Index · Directives systemd 256.7

Name

journal-upload.conf, journal-upload.conf.d — Configuration files for the journal upload service

Synopsis

/etc/systemd/journal-upload.conf

/run/systemd/journal-upload.conf

/usr/lib/systemd/journal-upload.conf

/etc/systemd/journal-upload.conf.d/*.conf

/run/systemd/journal-upload.conf.d/*.conf

/usr/lib/systemd/journal-upload.conf.d/*.conf

Description

These files configure various parameters of systemd-journal-upload.service(8). See systemd.syntax(7) for a general description of the syntax.

Configuration Directories and Precedence

The default configuration is set during compilation, so configuration is only needed when it is necessary to deviate from those defaults. The main configuration file is loaded from one of the listed directories in order of priority, only the first file found is used: /etc/systemd/, /run/systemd/, /usr/local/lib/systemd/ [1], /usr/lib/systemd/. The vendor version of the file contains commented out entries showing the defaults as a guide to the administrator. Local overrides can also be created by creating drop-ins, as described below. The main configuration file can also be edited for this purpose (or a copy in /etc/ if it's shipped under /usr/), however using drop-ins for local configuration is recommended over modifications to the main configuration file.

In addition to the main configuration file, drop-in configuration snippets are read from /usr/lib/systemd/*.conf.d/, /usr/local/lib/systemd/*.conf.d/, and /etc/systemd/*.conf.d/. Those drop-ins have higher precedence and override the main configuration file. Files in the *.conf.d/ configuration subdirectories are sorted by their filename in lexicographic order, regardless of in which of the subdirectories they reside. When multiple files specify the same option, for options which accept just a single value, the entry in the file sorted last takes precedence, and for options which accept a list of values, entries are collected as they occur in the sorted files.

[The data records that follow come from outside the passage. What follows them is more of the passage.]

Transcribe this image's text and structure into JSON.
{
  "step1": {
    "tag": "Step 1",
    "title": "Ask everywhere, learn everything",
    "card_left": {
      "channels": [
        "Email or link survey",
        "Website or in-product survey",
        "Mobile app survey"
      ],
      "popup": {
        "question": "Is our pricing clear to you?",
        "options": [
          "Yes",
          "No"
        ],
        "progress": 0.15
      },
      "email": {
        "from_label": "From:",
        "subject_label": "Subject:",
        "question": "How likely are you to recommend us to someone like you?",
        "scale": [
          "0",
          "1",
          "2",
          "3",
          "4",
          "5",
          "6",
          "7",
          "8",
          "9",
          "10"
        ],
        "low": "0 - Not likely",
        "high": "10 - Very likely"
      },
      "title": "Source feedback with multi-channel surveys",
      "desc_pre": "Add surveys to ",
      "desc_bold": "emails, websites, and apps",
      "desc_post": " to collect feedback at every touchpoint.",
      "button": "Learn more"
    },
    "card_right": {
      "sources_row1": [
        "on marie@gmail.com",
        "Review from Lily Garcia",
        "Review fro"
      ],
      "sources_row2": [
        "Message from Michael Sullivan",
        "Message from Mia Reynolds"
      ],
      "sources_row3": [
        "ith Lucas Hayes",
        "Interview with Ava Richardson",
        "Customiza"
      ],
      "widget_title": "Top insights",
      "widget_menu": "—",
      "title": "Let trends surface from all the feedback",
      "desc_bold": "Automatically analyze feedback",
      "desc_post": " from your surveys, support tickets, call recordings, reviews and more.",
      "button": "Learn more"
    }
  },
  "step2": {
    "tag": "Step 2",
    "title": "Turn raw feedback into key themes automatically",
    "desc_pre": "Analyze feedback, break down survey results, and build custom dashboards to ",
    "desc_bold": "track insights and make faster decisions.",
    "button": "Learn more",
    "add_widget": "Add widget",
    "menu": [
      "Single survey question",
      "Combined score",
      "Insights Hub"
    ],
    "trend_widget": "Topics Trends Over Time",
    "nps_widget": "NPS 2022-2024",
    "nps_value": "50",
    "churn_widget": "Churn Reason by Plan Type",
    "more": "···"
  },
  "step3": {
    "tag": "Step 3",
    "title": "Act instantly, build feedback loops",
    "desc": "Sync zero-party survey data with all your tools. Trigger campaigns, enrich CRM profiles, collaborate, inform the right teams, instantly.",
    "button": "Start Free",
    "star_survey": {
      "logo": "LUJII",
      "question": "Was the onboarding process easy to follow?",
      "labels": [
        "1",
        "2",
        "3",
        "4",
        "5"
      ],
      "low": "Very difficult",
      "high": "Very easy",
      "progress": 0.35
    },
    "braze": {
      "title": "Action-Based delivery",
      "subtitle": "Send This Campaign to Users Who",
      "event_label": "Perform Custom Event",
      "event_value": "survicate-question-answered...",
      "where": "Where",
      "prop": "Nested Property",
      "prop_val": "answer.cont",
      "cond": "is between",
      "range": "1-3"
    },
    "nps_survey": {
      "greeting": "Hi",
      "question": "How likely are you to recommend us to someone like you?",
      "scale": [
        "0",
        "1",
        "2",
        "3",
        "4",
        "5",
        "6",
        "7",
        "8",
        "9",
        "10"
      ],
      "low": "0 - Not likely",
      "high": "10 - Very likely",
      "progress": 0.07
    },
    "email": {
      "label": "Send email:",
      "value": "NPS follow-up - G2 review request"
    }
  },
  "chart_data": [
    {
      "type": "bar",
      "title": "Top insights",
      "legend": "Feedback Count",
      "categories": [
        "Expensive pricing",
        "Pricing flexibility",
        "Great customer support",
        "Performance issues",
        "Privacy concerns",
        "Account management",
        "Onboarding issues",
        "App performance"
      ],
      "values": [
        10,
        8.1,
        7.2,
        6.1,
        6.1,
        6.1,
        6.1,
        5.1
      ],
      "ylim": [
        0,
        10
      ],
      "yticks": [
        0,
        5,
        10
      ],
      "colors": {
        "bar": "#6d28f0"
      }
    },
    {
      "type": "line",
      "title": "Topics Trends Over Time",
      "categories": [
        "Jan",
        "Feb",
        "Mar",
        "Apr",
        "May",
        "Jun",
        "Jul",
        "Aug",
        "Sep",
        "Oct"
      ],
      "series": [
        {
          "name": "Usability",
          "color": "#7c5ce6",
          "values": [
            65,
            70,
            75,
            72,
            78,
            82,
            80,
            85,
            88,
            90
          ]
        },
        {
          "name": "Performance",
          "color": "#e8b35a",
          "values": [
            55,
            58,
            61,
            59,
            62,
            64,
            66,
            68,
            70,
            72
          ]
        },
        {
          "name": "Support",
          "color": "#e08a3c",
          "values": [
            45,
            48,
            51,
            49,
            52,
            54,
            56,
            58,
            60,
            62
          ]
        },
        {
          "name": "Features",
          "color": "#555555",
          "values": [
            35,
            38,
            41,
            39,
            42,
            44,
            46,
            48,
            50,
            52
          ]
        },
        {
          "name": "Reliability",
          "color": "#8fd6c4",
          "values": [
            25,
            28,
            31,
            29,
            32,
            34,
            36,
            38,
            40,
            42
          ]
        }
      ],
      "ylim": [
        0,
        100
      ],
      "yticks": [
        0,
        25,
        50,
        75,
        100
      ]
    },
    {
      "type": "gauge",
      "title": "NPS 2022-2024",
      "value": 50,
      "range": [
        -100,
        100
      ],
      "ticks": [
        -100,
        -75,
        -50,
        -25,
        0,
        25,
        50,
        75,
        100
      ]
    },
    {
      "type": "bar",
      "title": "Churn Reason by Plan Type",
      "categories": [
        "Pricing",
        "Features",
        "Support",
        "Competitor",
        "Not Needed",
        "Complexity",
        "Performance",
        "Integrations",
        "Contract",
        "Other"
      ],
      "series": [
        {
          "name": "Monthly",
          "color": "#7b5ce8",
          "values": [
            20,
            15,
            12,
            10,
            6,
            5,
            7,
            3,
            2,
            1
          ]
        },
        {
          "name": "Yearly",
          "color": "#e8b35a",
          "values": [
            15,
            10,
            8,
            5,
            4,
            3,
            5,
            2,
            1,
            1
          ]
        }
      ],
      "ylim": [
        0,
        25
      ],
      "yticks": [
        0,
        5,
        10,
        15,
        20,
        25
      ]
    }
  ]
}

When packages need to customize the configuration, they can install drop-ins under /usr/. Files in /etc/ are reserved for the local administrator, who may use this logic to override the configuration files installed by vendor packages. Drop-ins have to be used to override package drop-ins, since the main configuration file has lower precedence. It is recommended to prefix all filenames in those subdirectories with a two-digit number and a dash, to simplify the ordering. This also defines a concept of drop-in priorities to allow OS vendors to ship drop-ins within a specific range lower than the range used by users. This should lower the risk of package drop-ins overriding accidentally drop-ins defined by users. It is recommended to use the range 10-40 for drop-ins in /usr/ and the range 60-90 for drop-ins in /etc/ and /run/, to make sure that local and transient drop-ins take priority over drop-ins shipped by the OS vendor.

To disable a configuration file supplied by the vendor, the recommended way is to place a symlink to /dev/null in the configuration directory in /etc/, with the same filename as the vendor configuration file.

Options

All options are configured in the [Upload] section:

URL=

The URL to upload the journal entries to. See the description of --url= option in systemd-journal-upload(8) for the description of possible values. There is no default value, so either this option or the command-line option must be always present to make an upload.

Added in version 232.

ServerKeyFile=

SSL key in PEM format.

Added in version 232.

ServerCertificateFile=

SSL CA certificate in PEM format.

Added in version 232.

TrustedCertificateFile=

SSL CA certificate.

Added in version 232.

NetworkTimeoutSec=

When network connectivity to the server is lost, this option configures the time to wait for the connectivity to get restored. If the server is not reachable over the network for the configured time, systemd-journal-upload exits. Takes a value in seconds (or in other time units if suffixed with "ms", "min", "h", etc). For details, see systemd.time(5).

Added in version 249.

See Also

systemd-journal-upload.service(8), systemd(1), systemd-journald.service(8)



[1] 💣💥🧨💥💥💣 Please note that those configuration files must be available at all times. If /usr/local/ is a separate partition, it may not be available during early boot, and must not be used for configuration.